RIKERS ISLAND — A plan by Mayor Bill de Blasio to supply corrections officers with stun guns and to employ new airport-style body scanners is facing criticism from advocates who say the devices will lead to more violence and that it's unfair that corrections officers will not be subject to the new screening.
The mayor, who choppered onto the island Thursday for his third visit since taking office, said that providing captains of the elite Emergency Services Unit with stun guns starting in a month will help to reduce violence.
The new airport-style body scanners will be able to see objects other than metal and will help to keep drugs and weapons off the island.
"Tasers will be a crucial tool that (Emergency Services Unit) officers can use to stop trends toward violence," said de Blasio who added that the scanners will allow weapons and drugs to be discovered "more consistently."
The stun guns will be used only during small scale incidents to help officers avoid physical confrontation and to deescalate potentially violent situations, officials said.
"These officers will never be deployed on their own," said Department of Corrections Commissioner Joseph Ponte.
But concerns about the use of stun guns on Rikers Island were immediate. A 2014 report from U.S. Attorney Preet Bharara said that adolescent inmates suffered from a "systematic culture of violence" at the jail, which he called "broken."
Advocates such as the New York Civil Liberties Union and even the Corrections Officers' Benevolent Association are not in favor of the plan.
"Considering the decades long culture of violence on Rikers, much of it perpetuated by DOC staff, it’s appalling that Mayor de Blasio and Commissioner Ponte would invest in tools that have been shown to cause death, rather than expanding deescalation training for Rikers staff," said Glenn Martin, a criminal justice reform advocate and founder of JustLeadershipUSA.
Brooklyn Defender Services Executive Director Lisa Schreibersdorf said the stun guns pose risk to individuals with heart problems.
"Multiple investigations have pointed to management issues and accountability as the primary drivers of violence at Rikers Island, neither of which will be resolved by introducing potentially lethal weapons into the city jails," said Schreibersdorf.
Ponte said there will be guidelines on the use of the stun guns. They will not be used on 16 and 17-year-old inmates or pregnant women. Use will be limited on mentally ill patients.
De Blasio questioned those who question the use of the stun guns.
"I am a progressive. I am a humanitarian. But the notion that advocates would not want us to first create a safe environment just makes no sense to me," said de Blasio. "If we don't have safety, nothing else is possible. There is a culture of violence that goes back decades that has to be disrupted."
The new scanners will be placed at the visitors processing center and at other key locations inside the jail. The scanners, which are similar to ones used at the airport, but less advanced, will be able to find banned items that current scanners cannot.

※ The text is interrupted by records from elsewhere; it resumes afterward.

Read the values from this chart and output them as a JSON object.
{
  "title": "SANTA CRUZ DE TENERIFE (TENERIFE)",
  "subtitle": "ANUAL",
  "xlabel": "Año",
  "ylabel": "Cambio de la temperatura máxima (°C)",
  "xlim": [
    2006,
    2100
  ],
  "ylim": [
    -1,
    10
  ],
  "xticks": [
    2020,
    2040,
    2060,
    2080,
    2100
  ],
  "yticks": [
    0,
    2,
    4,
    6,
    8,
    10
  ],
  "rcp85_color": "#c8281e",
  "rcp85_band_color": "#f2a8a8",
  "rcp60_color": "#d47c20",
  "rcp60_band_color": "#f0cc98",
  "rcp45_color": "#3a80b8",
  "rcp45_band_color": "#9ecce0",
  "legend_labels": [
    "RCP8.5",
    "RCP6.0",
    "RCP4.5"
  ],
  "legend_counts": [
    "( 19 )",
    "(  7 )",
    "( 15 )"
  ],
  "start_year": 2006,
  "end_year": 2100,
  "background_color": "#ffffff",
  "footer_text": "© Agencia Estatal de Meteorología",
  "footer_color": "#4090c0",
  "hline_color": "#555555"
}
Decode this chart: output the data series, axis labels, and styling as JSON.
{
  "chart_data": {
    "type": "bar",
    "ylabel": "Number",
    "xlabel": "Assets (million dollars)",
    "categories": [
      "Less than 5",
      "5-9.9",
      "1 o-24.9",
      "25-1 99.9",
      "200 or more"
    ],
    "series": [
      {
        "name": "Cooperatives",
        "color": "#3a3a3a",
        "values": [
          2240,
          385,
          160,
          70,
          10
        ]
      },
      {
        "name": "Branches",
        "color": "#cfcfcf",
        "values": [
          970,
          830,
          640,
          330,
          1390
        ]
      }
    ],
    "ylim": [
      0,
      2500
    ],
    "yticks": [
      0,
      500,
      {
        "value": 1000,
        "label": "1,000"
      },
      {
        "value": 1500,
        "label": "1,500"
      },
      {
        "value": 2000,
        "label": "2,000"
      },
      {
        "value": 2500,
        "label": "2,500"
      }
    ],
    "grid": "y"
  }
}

The city needs permission from the state to use the same scanners now used at airports but the new machinery will make a difference, said de Blasio. The discovery of contraband has already increased 63 percent this year without the new scanners.
Ponte said only visitors and inmates would be subject to the new body scanners.

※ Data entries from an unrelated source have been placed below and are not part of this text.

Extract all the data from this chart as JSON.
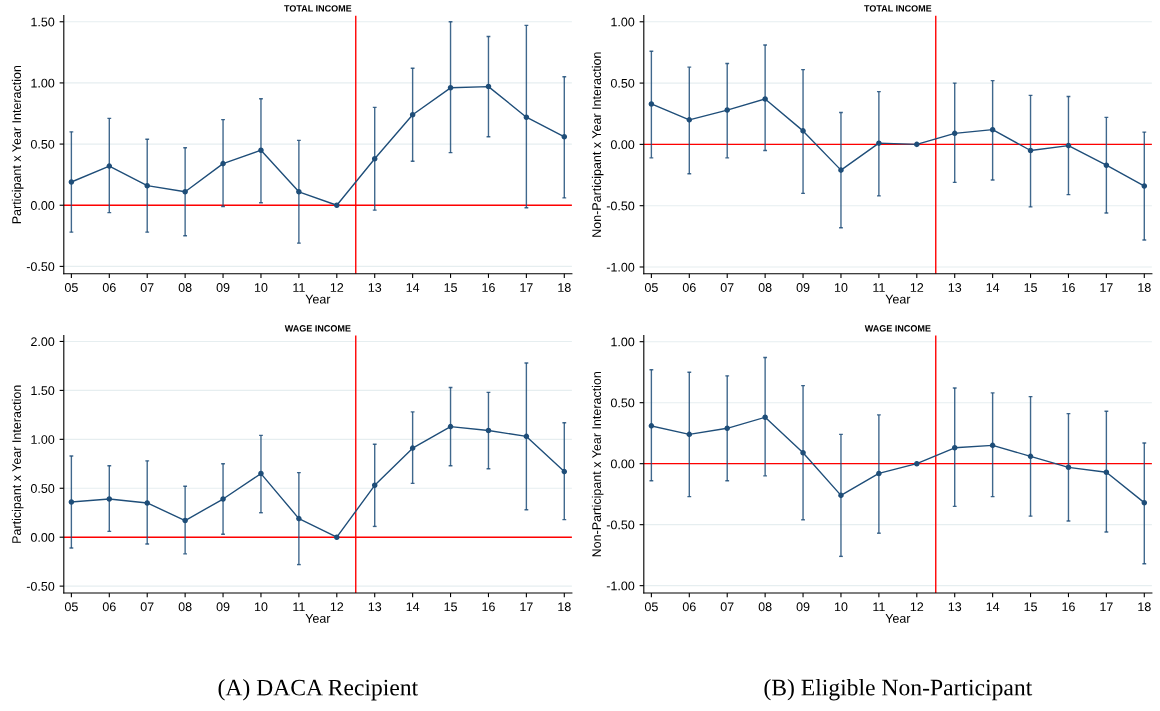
{
  "chart_data": [
    {
      "type": "line",
      "title": "TOTAL INCOME",
      "xlabel": "Year",
      "ylabel": "Participant x Year Interaction",
      "x": [
        5,
        6,
        7,
        8,
        9,
        10,
        11,
        12,
        13,
        14,
        15,
        16,
        17,
        18
      ],
      "xlim": [
        4.8,
        18.2
      ],
      "xticks": [
        {
          "value": 5,
          "label": "05"
        },
        {
          "value": 6,
          "label": "06"
        },
        {
          "value": 7,
          "label": "07"
        },
        {
          "value": 8,
          "label": "08"
        },
        {
          "value": 9,
          "label": "09"
        },
        {
          "value": 10,
          "label": "10"
        },
        {
          "value": 11,
          "label": "11"
        },
        {
          "value": 12,
          "label": "12"
        },
        {
          "value": 13,
          "label": "13"
        },
        {
          "value": 14,
          "label": "14"
        },
        {
          "value": 15,
          "label": "15"
        },
        {
          "value": 16,
          "label": "16"
        },
        {
          "value": 17,
          "label": "17"
        },
        {
          "value": 18,
          "label": "18"
        }
      ],
      "ylim": [
        -0.56,
        1.55
      ],
      "yticks": [
        {
          "value": -0.5,
          "label": "-0.50"
        },
        {
          "value": 0,
          "label": "0.00"
        },
        {
          "value": 0.5,
          "label": "0.50"
        },
        {
          "value": 1,
          "label": "1.00"
        },
        {
          "value": 1.5,
          "label": "1.50"
        }
      ],
      "series": [
        {
          "color": "#1f4e79",
          "values": [
            0.19,
            0.32,
            0.16,
            0.11,
            0.34,
            0.45,
            0.11,
            0,
            0.38,
            0.74,
            0.96,
            0.97,
            0.72,
            0.56
          ],
          "errors": [
            [
              -0.22,
              0.6
            ],
            [
              -0.06,
              0.71
            ],
            [
              -0.22,
              0.54
            ],
            [
              -0.25,
              0.47
            ],
            [
              -0.01,
              0.7
            ],
            [
              0.02,
              0.87
            ],
            [
              -0.31,
              0.53
            ],
            null,
            [
              -0.04,
              0.8
            ],
            [
              0.36,
              1.12
            ],
            [
              0.43,
              1.5
            ],
            [
              0.56,
              1.38
            ],
            [
              -0.02,
              1.47
            ],
            [
              0.06,
              1.05
            ]
          ]
        }
      ],
      "ref_lines": [
        {
          "axis": "y",
          "value": 0,
          "color": "#ff0000"
        },
        {
          "axis": "x",
          "value": 12.5,
          "color": "#ff0000"
        }
      ],
      "marker": "circle",
      "grid": "y"
    },
    {
      "type": "line",
      "title": "TOTAL INCOME",
      "xlabel": "Year",
      "ylabel": "Non-Participant x Year Interaction",
      "x": [
        5,
        6,
        7,
        8,
        9,
        10,
        11,
        12,
        13,
        14,
        15,
        16,
        17,
        18
      ],
      "xlim": [
        4.8,
        18.2
      ],
      "xticks": [
        {
          "value": 5,
          "label": "05"
        },
        {
          "value": 6,
          "label": "06"
        },
        {
          "value": 7,
          "label": "07"
        },
        {
          "value": 8,
          "label": "08"
        },
        {
          "value": 9,
          "label": "09"
        },
        {
          "value": 10,
          "label": "10"
        },
        {
          "value": 11,
          "label": "11"
        },
        {
          "value": 12,
          "label": "12"
        },
        {
          "value": 13,
          "label": "13"
        },
        {
          "value": 14,
          "label": "14"
        },
        {
          "value": 15,
          "label": "15"
        },
        {
          "value": 16,
          "label": "16"
        },
        {
          "value": 17,
          "label": "17"
        },
        {
          "value": 18,
          "label": "18"
        }
      ],
      "ylim": [
        -1.055,
        1.05
      ],
      "yticks": [
        {
          "value": -1,
          "label": "-1.00"
        },
        {
          "value": -0.5,
          "label": "-0.50"
        },
        {
          "value": 0,
          "label": "0.00"
        },
        {
          "value": 0.5,
          "label": "0.50"
        },
        {
          "value": 1,
          "label": "1.00"
        }
      ],
      "series": [
        {
          "color": "#1f4e79",
          "values": [
            0.33,
            0.2,
            0.28,
            0.37,
            0.11,
            -0.21,
            0.01,
            0,
            0.09,
            0.12,
            -0.05,
            -0.01,
            -0.17,
            -0.34
          ],
          "errors": [
            [
              -0.11,
              0.76
            ],
            [
              -0.24,
              0.63
            ],
            [
              -0.11,
              0.66
            ],
            [
              -0.05,
              0.81
            ],
            [
              -0.4,
              0.61
            ],
            [
              -0.68,
              0.26
            ],
            [
              -0.42,
              0.43
            ],
            null,
            [
              -0.31,
              0.5
            ],
            [
              -0.29,
              0.52
            ],
            [
              -0.51,
              0.4
            ],
            [
              -0.41,
              0.39
            ],
            [
              -0.56,
              0.22
            ],
            [
              -0.78,
              0.1
            ]
          ]
        }
      ],
      "ref_lines": [
        {
          "axis": "y",
          "value": 0,
          "color": "#ff0000"
        },
        {
          "axis": "x",
          "value": 12.5,
          "color": "#ff0000"
        }
      ],
      "marker": "circle",
      "grid": "y"
    },
    {
      "type": "line",
      "title": "WAGE INCOME",
      "xlabel": "Year",
      "ylabel": "Participant x Year Interaction",
      "x": [
        5,
        6,
        7,
        8,
        9,
        10,
        11,
        12,
        13,
        14,
        15,
        16,
        17,
        18
      ],
      "xlim": [
        4.8,
        18.2
      ],
      "xticks": [
        {
          "value": 5,
          "label": "05"
        },
        {
          "value": 6,
          "label": "06"
        },
        {
          "value": 7,
          "label": "07"
        },
        {
          "value": 8,
          "label": "08"
        },
        {
          "value": 9,
          "label": "09"
        },
        {
          "value": 10,
          "label": "10"
        },
        {
          "value": 11,
          "label": "11"
        },
        {
          "value": 12,
          "label": "12"
        },
        {
          "value": 13,
          "label": "13"
        },
        {
          "value": 14,
          "label": "14"
        },
        {
          "value": 15,
          "label": "15"
        },
        {
          "value": 16,
          "label": "16"
        },
        {
          "value": 17,
          "label": "17"
        },
        {
          "value": 18,
          "label": "18"
        }
      ],
      "ylim": [
        -0.57,
        2.06
      ],
      "yticks": [
        {
          "value": -0.5,
          "label": "-0.50"
        },
        {
          "value": 0,
          "label": "0.00"
        },
        {
          "value": 0.5,
          "label": "0.50"
        },
        {
          "value": 1,
          "label": "1.00"
        },
        {
          "value": 1.5,
          "label": "1.50"
        },
        {
          "value": 2,
          "label": "2.00"
        }
      ],
      "series": [
        {
          "color": "#1f4e79",
          "values": [
            0.36,
            0.39,
            0.35,
            0.17,
            0.39,
            0.65,
            0.19,
            0,
            0.53,
            0.91,
            1.13,
            1.09,
            1.03,
            0.67
          ],
          "errors": [
            [
              -0.11,
              0.83
            ],
            [
              0.06,
              0.73
            ],
            [
              -0.07,
              0.78
            ],
            [
              -0.17,
              0.52
            ],
            [
              0.03,
              0.75
            ],
            [
              0.25,
              1.04
            ],
            [
              -0.28,
              0.66
            ],
            null,
            [
              0.11,
              0.95
            ],
            [
              0.55,
              1.28
            ],
            [
              0.73,
              1.53
            ],
            [
              0.7,
              1.48
            ],
            [
              0.28,
              1.78
            ],
            [
              0.18,
              1.17
            ]
          ]
        }
      ],
      "ref_lines": [
        {
          "axis": "y",
          "value": 0,
          "color": "#ff0000"
        },
        {
          "axis": "x",
          "value": 12.5,
          "color": "#ff0000"
        }
      ],
      "annotations": [
        "(A) DACA Recipient"
      ],
      "marker": "circle",
      "grid": "y"
    },
    {
      "type": "line",
      "title": "WAGE INCOME",
      "xlabel": "Year",
      "ylabel": "Non-Participant x Year Interaction",
      "x": [
        5,
        6,
        7,
        8,
        9,
        10,
        11,
        12,
        13,
        14,
        15,
        16,
        17,
        18
      ],
      "xlim": [
        4.8,
        18.2
      ],
      "xticks": [
        {
          "value": 5,
          "label": "05"
        },
        {
          "value": 6,
          "label": "06"
        },
        {
          "value": 7,
          "label": "07"
        },
        {
          "value": 8,
          "label": "08"
        },
        {
          "value": 9,
          "label": "09"
        },
        {
          "value": 10,
          "label": "10"
        },
        {
          "value": 11,
          "label": "11"
        },
        {
          "value": 12,
          "label": "12"
        },
        {
          "value": 13,
          "label": "13"
        },
        {
          "value": 14,
          "label": "14"
        },
        {
          "value": 15,
          "label": "15"
        },
        {
          "value": 16,
          "label": "16"
        },
        {
          "value": 17,
          "label": "17"
        },
        {
          "value": 18,
          "label": "18"
        }
      ],
      "ylim": [
        -1.06,
        1.05
      ],
      "yticks": [
        {
          "value": -1,
          "label": "-1.00"
        },
        {
          "value": -0.5,
          "label": "-0.50"
        },
        {
          "value": 0,
          "label": "0.00"
        },
        {
          "value": 0.5,
          "label": "0.50"
        },
        {
          "value": 1,
          "label": "1.00"
        }
      ],
      "series": [
        {
          "color": "#1f4e79",
          "values": [
            0.31,
            0.24,
            0.29,
            0.38,
            0.09,
            -0.26,
            -0.08,
            0,
            0.13,
            0.15,
            0.06,
            -0.03,
            -0.07,
            -0.32
          ],
          "errors": [
            [
              -0.14,
              0.77
            ],
            [
              -0.27,
              0.75
            ],
            [
              -0.14,
              0.72
            ],
            [
              -0.1,
              0.87
            ],
            [
              -0.46,
              0.64
            ],
            [
              -0.76,
              0.24
            ],
            [
              -0.57,
              0.4
            ],
            null,
            [
              -0.35,
              0.62
            ],
            [
              -0.27,
              0.58
            ],
            [
              -0.43,
              0.55
            ],
            [
              -0.47,
              0.41
            ],
            [
              -0.56,
              0.43
            ],
            [
              -0.82,
              0.17
            ]
          ]
        }
      ],
      "ref_lines": [
        {
          "axis": "y",
          "value": 0,
          "color": "#ff0000"
        },
        {
          "axis": "x",
          "value": 12.5,
          "color": "#ff0000"
        }
      ],
      "annotations": [
        "(B) Eligible Non-Participant"
      ],
      "marker": "circle",
      "grid": "y"
    }
  ]
}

"The majority of contraband does not come in through our staff," said Ponte.
There have been numerous incidents of corrections employees being involved in contraband smuggling at Rikers. In May, 17 people, including corrections officers, jail staff and inmates, were charged with smuggling everything from drugs to scalpels into the jail.
"The fact that these....scanners will be used on visitors and detainees, and not to root out corrupt guards, reminds New Yorkers of City Hall's continued pandering to special interest groups, in this case the Correction Officers Benevolent Association," Martin said.
Other changes in the works include the addition of 1,900 new officers between December and April of 2017. The new officers will help reduce the forced overtime facing corrections officers.
With the Rikers Island prison population at a decades-low count of around 7,000 people, there are questions about the need for more officers.
Ponte said the addition of more educational, recreational and clinical programs as part of city efforts to overhaul the troubled jail, call for more staff. The poor conditions at the outdated jail also mean that more personnel are needed.
"The driving of staff in any correctional system... is the physical plant, the buildings we have to work with," said Ponte who added that "most of the buildings" on Rikers are "well past" their prime.
Martin, who is a member of a panel created by City Council Speaker Melissa Mark-Viverito and led by Jonathan Lippman, the state's former chief judge, to study closing Rikers Island, said Ponte's remarks are proof of why the jail needs to be shuttered.
"The mayor should be focused on decreasing the population and shuttering the facility," said Glenn.
De Blasio has dismissed closing the jail as too expensive even though high level city officials have been studying the prospect for over a year.